If I have a beef with this book, I think it may be the fact that in the course of reading it through, I forgot that it was “Book One” in a series. Imagine my deep disappointment when I reached the story’s conclusion only to find that just as our separate heroes had finally banded together and were about to embark on a new adventure... the story was over. I’m crushed. Crushed and desirous of Part 2. It’s enough to make a girl want to relearn her French and try to order Part 2 straight from France. And should anyone question it, this book is definitely YA. Nudity and violence and all that jazz. I’m also rather touched by a series of naked pictures of Chava that Sfar includes as sketches in the back of the book. His affection for his own creation is kind of sweet. I also love the fact that in all of Sfar’s older work, he tends to have a beautiful woman who fawns over a guy that acts as if he isn’t the slightest bit interested in her. In this case, Chava and The Baron.

At the end of the book, Sfar has a small section of his thoughts on the title and its background. Informed by his own heritage and love of klezmer music, these “Notes For Klezmer, Part 1” tell us about Judaism in Sfar’s family, particularly in his own grandfather. I was particularly taken with the portion that chose to discuss what it’s like to write a graphic novel (a wholly silent affair) about music (entirely audible). In the end, the person who reads a comic about a sense separate from the visual is doing a lot more work than the person who, say, reads a book about writing. Says Sfar, “The idea of doing a musical graphic novel appeals to me hugely because the graphic novel is a world of silence”. I was particularly pleased with an in-depth section at the book’s end that discussed the different recordings of klezmer music that inspired Sfar. With this guide I was able to determine which cds of klezmer tunes I’d like to seek out and find on my own. FYI: Pretty much every song and album mentioned can be found on iTunes too.

Says Sfar of the graphic novel, “To read a comic, not only do you need an active imagination, but you must also accept a whole array of conventions that are inherent to the genre. Whereas a spectator at the movies is a lazy creature that is only asked to plop its buttocks down in a seat and consume what is served. Those who prefer graphic novels or the theater are harder workers”. Take THAT all you movie-watching graphic novel pooh-poohers. Though its format may take a little while to get into, “Klezmer” is one fine book indeed. Worth a read and maybe then some.

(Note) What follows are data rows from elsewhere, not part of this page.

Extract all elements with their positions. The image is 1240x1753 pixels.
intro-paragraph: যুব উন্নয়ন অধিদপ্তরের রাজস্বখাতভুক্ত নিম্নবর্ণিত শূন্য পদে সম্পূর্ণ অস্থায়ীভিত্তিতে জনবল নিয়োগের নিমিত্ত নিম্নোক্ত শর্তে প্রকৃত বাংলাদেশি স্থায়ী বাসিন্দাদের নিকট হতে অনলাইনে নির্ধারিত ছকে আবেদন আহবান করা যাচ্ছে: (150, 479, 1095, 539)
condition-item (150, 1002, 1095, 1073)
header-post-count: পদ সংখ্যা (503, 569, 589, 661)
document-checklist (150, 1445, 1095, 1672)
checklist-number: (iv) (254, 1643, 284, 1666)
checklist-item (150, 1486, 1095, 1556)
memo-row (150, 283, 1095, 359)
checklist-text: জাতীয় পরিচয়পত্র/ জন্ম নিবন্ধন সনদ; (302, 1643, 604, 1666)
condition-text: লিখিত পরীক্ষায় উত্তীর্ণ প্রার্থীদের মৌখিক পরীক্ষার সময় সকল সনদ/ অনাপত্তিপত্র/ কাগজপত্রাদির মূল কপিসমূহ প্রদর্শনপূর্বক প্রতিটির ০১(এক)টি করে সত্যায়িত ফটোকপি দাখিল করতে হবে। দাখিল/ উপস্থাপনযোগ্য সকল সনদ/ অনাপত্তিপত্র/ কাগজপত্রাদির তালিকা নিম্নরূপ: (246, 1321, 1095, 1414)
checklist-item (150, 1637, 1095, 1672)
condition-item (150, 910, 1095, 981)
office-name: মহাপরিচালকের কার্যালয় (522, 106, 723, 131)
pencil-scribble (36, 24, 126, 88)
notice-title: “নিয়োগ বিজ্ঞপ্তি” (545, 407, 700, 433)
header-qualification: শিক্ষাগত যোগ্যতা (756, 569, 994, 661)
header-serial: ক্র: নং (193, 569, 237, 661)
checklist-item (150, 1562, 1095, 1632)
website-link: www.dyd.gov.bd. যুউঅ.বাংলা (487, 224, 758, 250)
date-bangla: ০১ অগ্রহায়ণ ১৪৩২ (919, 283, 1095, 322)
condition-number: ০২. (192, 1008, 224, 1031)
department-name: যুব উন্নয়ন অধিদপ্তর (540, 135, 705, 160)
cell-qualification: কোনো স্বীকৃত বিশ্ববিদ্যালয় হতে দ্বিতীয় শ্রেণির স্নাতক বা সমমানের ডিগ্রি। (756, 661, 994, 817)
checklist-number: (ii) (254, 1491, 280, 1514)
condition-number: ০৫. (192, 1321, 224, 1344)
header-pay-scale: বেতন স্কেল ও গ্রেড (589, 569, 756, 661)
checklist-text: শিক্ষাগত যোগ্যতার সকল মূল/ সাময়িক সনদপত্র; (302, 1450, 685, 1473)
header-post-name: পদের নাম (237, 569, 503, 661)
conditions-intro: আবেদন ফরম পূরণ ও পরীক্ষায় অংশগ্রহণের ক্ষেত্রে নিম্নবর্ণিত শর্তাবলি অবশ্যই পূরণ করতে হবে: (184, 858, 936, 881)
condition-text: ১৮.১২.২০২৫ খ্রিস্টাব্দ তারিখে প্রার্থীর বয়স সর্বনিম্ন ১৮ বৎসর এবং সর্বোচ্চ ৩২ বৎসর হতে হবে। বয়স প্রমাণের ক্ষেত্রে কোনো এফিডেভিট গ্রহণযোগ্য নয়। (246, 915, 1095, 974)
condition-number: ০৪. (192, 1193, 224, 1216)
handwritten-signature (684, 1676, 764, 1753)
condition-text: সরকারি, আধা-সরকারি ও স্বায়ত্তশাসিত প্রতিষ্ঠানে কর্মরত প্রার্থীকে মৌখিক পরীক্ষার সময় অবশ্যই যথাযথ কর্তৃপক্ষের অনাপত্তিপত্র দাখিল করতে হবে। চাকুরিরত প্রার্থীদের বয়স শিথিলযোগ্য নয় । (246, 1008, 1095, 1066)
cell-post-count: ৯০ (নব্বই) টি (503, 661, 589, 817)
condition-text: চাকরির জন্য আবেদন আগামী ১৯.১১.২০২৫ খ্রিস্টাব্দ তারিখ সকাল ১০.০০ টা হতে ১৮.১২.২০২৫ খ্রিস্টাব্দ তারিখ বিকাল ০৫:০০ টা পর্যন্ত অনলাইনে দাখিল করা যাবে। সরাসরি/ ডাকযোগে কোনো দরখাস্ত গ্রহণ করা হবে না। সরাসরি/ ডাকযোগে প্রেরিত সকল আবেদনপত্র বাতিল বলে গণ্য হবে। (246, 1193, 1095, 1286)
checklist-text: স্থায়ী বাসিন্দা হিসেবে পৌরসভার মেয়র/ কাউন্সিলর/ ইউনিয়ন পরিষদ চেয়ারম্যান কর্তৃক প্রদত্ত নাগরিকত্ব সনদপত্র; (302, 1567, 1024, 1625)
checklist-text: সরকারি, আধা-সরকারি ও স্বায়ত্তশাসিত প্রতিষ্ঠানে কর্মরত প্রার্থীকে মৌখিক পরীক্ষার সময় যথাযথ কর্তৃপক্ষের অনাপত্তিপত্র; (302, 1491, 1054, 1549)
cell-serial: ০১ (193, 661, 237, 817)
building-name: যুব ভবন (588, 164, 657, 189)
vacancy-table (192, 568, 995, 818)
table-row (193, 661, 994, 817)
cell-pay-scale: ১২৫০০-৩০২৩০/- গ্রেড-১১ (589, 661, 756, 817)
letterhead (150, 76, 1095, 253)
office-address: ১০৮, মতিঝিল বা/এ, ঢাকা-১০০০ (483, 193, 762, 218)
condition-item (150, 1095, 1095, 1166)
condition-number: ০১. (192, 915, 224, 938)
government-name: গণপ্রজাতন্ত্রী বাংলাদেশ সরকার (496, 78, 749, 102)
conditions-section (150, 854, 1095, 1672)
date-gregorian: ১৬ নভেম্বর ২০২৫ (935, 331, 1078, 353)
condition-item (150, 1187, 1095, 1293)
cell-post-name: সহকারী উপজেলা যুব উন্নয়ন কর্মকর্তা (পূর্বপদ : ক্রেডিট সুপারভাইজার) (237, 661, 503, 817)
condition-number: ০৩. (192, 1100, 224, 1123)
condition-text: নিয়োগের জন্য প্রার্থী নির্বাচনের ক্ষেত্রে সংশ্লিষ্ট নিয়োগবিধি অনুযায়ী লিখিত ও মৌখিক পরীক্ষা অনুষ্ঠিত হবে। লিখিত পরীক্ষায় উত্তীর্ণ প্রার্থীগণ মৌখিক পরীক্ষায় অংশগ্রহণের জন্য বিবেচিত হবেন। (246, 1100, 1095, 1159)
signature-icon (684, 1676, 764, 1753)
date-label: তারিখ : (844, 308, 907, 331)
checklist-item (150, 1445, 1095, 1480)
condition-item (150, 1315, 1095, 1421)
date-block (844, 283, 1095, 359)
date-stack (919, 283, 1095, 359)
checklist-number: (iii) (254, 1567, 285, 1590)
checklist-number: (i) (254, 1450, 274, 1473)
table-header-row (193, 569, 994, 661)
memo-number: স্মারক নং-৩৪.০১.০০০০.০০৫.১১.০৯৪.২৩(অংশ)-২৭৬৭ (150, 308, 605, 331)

Be sure to check out Sfar's website. If you prefer it in English, you may meet with a message from the author reading, "If you have problems understanding this homepage, it may be because it is written in French and maybe you chose not to learn French at school or maybe the teacher was bad or maybe you died before learning but if you are dead this is none of your concern because this homepage is for living people. Death to the dead!". Followed by a small picture of a skull growling, "Joann, you demagogic scum!". Enjoy.